Comment Informatica has announced the acquisition of Similarity Systems, the Dublin, Ireland-based purveyor of data quality solutions. Now, I have been asking Informatica for years about why they weren’t going beyond data profiling and into full data quality solutions and had more or less given up beating my head against this particular brick wall, so I am pleased that the company has at last taken this step. The question, however, is whether this particular step (given the number of data quality vendors in the market) is the right one?

Similarity is a relatively young company in the data quality space, having only been set up in 2000. However, it has clearly benefited from late mover advantage as it has gained a significant foothold in the market since then, especially because the product suite, named ATHANOR (which despite sounding Gaelic is actually the Greek word for a furnace) is particularly targeted at business users, whereas many of the more long-lived companies in this area have been more focused on IT.

This focus, in the past, had both an upside (it was easy to use) and a downside (the product was less good at doing structural analysis—for example checking referential integrity) but the company moved to rectify this last year through the acquisition of Evoke, the company that started the data profiling market with its Axio product. In addition, of course, this gave Similarity a bridgehead into the United States. It remains a small player in that market but its support for Unicode and its strong reputation in Europe, as well its new ownership, should mean that doesn’t remain the case for long.

So much for the Similarity side of the story. Informatica’s is more complex. The company introduced profiling into PowerCenter 7 and at the same time announced a partnership with FirstLogic, with relatively close integration between the two product sets. This was augmented by a similar partnership with Trillium, announced last summer. In both these cases the idea was that if you only needed profiling for ETL (data integration) purposes then PowerCenter could probably do what you wanted. If you wanted anything more sophisticated or broad ranging then you could use one of the partner products instead (or, of course, anything else—Informatica was, and will remain, technically agnostic about data quality).

Of course, FirstLogic and Trillium will both be upset by this announcement but, in the case of FirstLogic it tried to sell itself to Group 1 last year, which would have the same effect, so it can’t complain too much. Trillium tends to focus on IT-heavy implementation so it probably doesn’t see this as too much competition (if so, I think it is wrong).

What of the future? First, ATHANOR will continue to be marketed as a stand-alone product, as will PowerCenter, but obviously the company will want to exploit their synergies.
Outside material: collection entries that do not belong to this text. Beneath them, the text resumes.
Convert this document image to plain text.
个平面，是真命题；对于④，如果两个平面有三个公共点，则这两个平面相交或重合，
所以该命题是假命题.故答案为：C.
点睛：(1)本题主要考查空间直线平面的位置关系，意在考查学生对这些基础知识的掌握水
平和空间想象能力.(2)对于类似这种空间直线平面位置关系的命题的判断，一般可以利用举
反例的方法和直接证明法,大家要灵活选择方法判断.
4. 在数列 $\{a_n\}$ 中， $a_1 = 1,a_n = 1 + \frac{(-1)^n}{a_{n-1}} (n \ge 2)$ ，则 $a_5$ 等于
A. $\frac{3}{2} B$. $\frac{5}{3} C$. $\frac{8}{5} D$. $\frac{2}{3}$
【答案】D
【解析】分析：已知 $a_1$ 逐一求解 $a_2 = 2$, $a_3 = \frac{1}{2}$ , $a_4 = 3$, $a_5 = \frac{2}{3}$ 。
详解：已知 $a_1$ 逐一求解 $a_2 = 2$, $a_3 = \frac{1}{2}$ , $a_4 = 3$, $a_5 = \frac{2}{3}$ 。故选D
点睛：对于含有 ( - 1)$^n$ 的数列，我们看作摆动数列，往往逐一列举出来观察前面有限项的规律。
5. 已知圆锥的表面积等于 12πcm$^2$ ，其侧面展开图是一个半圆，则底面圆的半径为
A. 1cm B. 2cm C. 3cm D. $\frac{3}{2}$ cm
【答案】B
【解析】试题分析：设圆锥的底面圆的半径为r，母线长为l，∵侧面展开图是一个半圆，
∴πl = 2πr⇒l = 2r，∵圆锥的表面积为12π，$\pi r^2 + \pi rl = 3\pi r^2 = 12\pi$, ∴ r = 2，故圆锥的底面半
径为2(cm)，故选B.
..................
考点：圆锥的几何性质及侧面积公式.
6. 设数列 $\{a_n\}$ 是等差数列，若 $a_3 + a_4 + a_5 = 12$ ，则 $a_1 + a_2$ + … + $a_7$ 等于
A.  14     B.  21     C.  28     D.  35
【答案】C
Informatica plans to have superficial integration between the product sets available in time for version 8.1 of its Zeus release, which is scheduled for April. Deeper integration will clearly take longer as the company will no doubt want it to employ the same metadata and services that underpin PowerCenter itself. The biggest question is with regard to the data profiling facilities that are currently in PowerCenter. These are optional anyway and I cannot see the company continuing with two options that overlap one another, so further development of the existing features is likely to stop, though continuing maintenance for existing users should not be a problem as the facilities are really special-purpose transformations anyway.

Finally, where does this position Informatica? Well, vis-a-vis IBM, its arch rival, it means PowerCenter now has all the headline products of DataStage and then some. It is also better integrated and has superior grid capabilities, among other things. To give you a sneak preview of our Bullseye Report on the ETL/data movement space, which features more than 40 vendors and is due for publication shortly, we had already positioned Informatica as the leading vendor in this space: the acquisition of Similarity can only strengthen that placing in the broader data integration market.